The answer is, most probably, no. It would be a huge assumption based on two incidents, no matter how dramatic those incidents are.

But there are many unanswered questions. Was the intended victim of the Azilda shooting also the intended victim in the pickup truck that was chased and shot up on Barrydowne? Are the perpetrators local? And finally, why did this happen?

The police should be commended for pulling out all the stops to get to the bottom of it all, applying, as lead investigator S/Sgt Al Asunmaa said last week, a full-court press of resources to the case. Progress is being made.

Police have already determined the suspect vehicle's make and model from surveillance footage, and the investigation has ruled out street gangs and outlaw biker clubs as elements of the crime.

If true, from this one statement, we can safely assume the shooters are A) local; B) known to each other; and C) the incidents are related, likely to the drug trade, as Asunmaa also said.

That it's not gangs or bikers from outside the city flexing their muscle is relieving, but that criminals would be so bold could indicate the stakes are pretty high and high stakes lead to desperation, and desperation leads to irrational behaviour — and that is truly frightening. Irrational people take irrational risks without considering the consequences or the collateral damage.

No one wants themselves or a loved one to be that collateral damage.

If the intent of the shootings was death, and not a warning, then there could be more attempts, which means police are, literally, under the gun — a fact of which they are likely well-aware.

There's an air of unreality to the whole affair. This is the stuff of Hollywood gangster films, not of small Northern Ontario cities.
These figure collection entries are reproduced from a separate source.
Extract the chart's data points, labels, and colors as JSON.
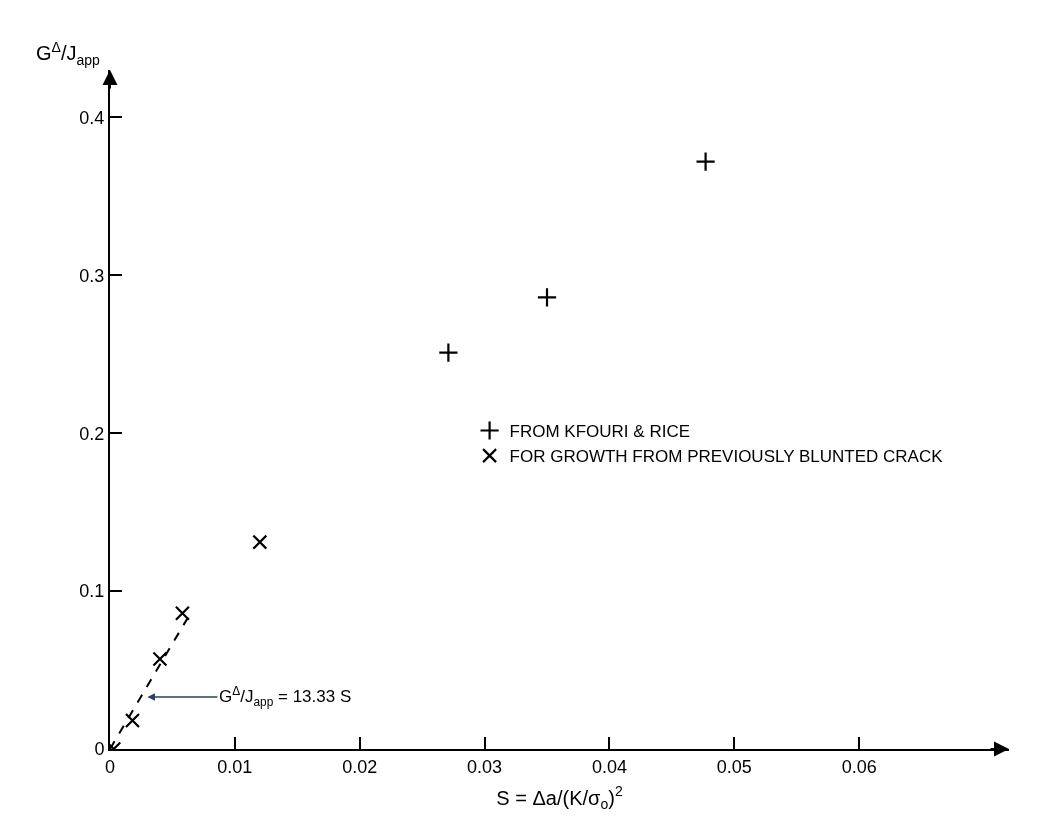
{
  "chart_data": {
    "type": "scatter",
    "xlabel": "S = Δa/(K/σ$_{o}$)$^{2}$",
    "ylabel": "G$^{Δ}$/J$_{app}$",
    "series": [
      {
        "name": "FROM KFOURI & RICE",
        "color": "#000000",
        "marker": "cross",
        "x": [
          0.0271,
          0.035,
          0.0477
        ],
        "values": [
          0.251,
          0.286,
          0.372
        ]
      },
      {
        "name": "FOR GROWTH FROM PREVIOUSLY BLUNTED CRACK",
        "color": "#000000",
        "marker": "x",
        "x": [
          0.0003,
          0.0018,
          0.004,
          0.0058,
          0.012
        ],
        "values": [
          0.0,
          0.018,
          0.057,
          0.086,
          0.131
        ]
      },
      {
        "type": "line",
        "color": "#000000",
        "line_style": "dashed",
        "marker": "none",
        "x": [
          0.0,
          0.0065
        ],
        "values": [
          0.0,
          0.0867
        ]
      }
    ],
    "annotations": [
      {
        "text": "G$^{Δ}$/J$_{app}$ = 13.33 S",
        "x": 0.003,
        "y": 0.033
      }
    ],
    "xlim": [
      0,
      0.072
    ],
    "ylim": [
      0,
      0.43
    ],
    "xticks": [
      0,
      0.01,
      0.02,
      0.03,
      0.04,
      0.05,
      0.06
    ],
    "yticks": [
      0,
      0.1,
      0.2,
      0.3,
      0.4
    ],
    "legend": "right"
  }
}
And yet, they did happen. Here. In our city.

It is tempting to speculate on the reasons behind it all, but it is important to keep a tight rein on our emotions after an event like this. It is understandable that people let their imaginations conjure up all sorts of scenarios to try to make sense of it all, to give it a sense of order.

It might be understandable, but it is not advisable. With such limited information, it's too easy to go down that rabbit hole, too easy to go from speculation to certainty.
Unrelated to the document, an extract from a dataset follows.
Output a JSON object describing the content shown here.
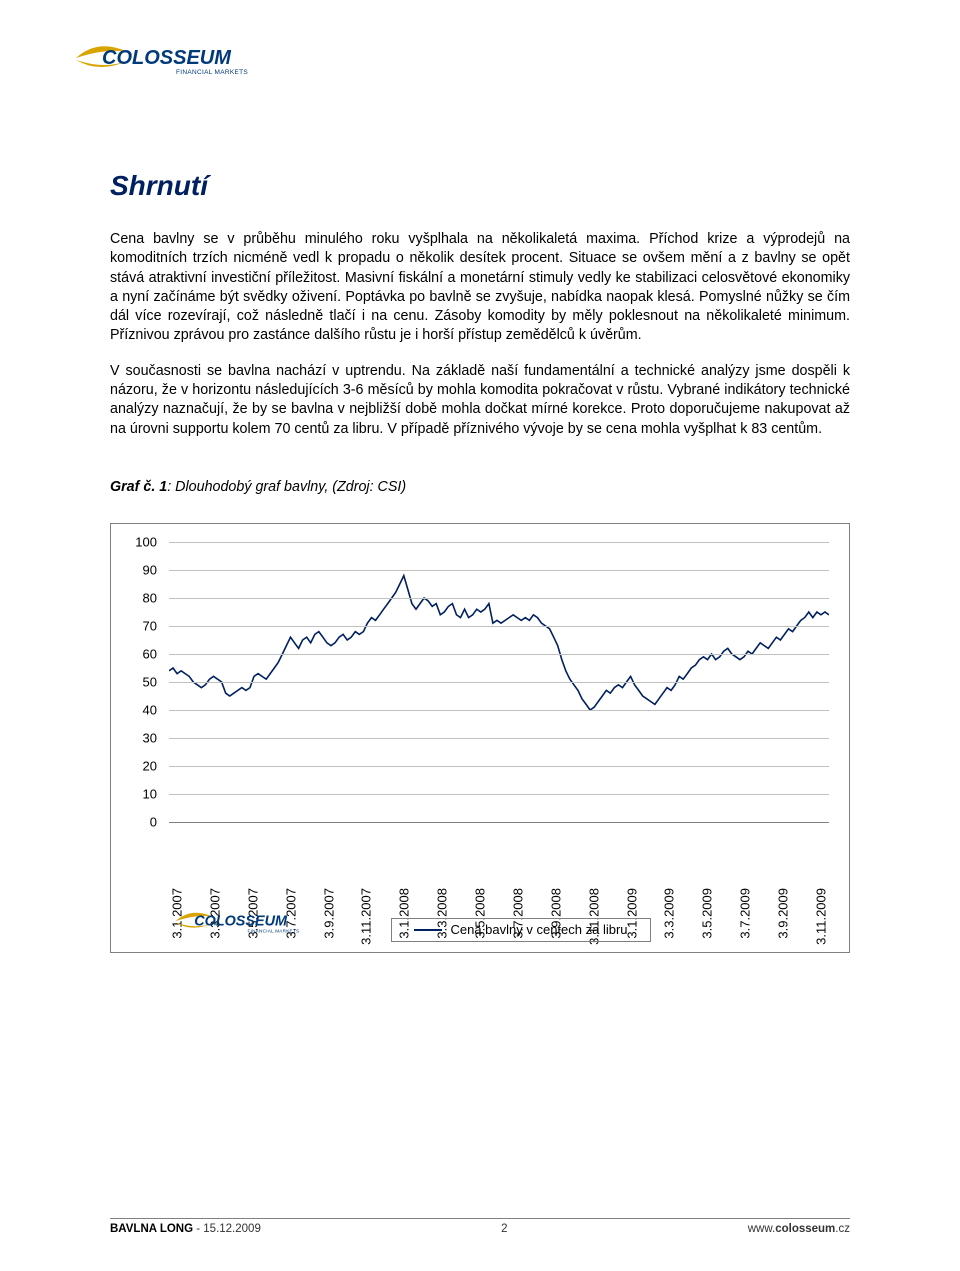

While it is definitely frightening that these shootings occurred in our fairly quiet city, we shouldn't be too quick to jump to conclusions or give in to unreasoned fears. It doesn't mean we should deny the possibility or discount the potential; it just means we should keep our minds open to any eventuality and let the police dig into the case.

But not so open a mind that our brains fall out because the crime stats speak for themselves. Greater Sudbury is very safe place to live. These shootings alone can't change that.

We might not be less safe, but the shootings have certainly made us feel so.

Feeling, however, is not the same as being. The challenge is not to give into that fear, to stay rational and right-thinking — both the public and the police.

The moment we give into that fear is the moment it no longer matters if the perpetrators are caught, because that will be the moment fear wins. And if fear wins, we can never truly feel safe again.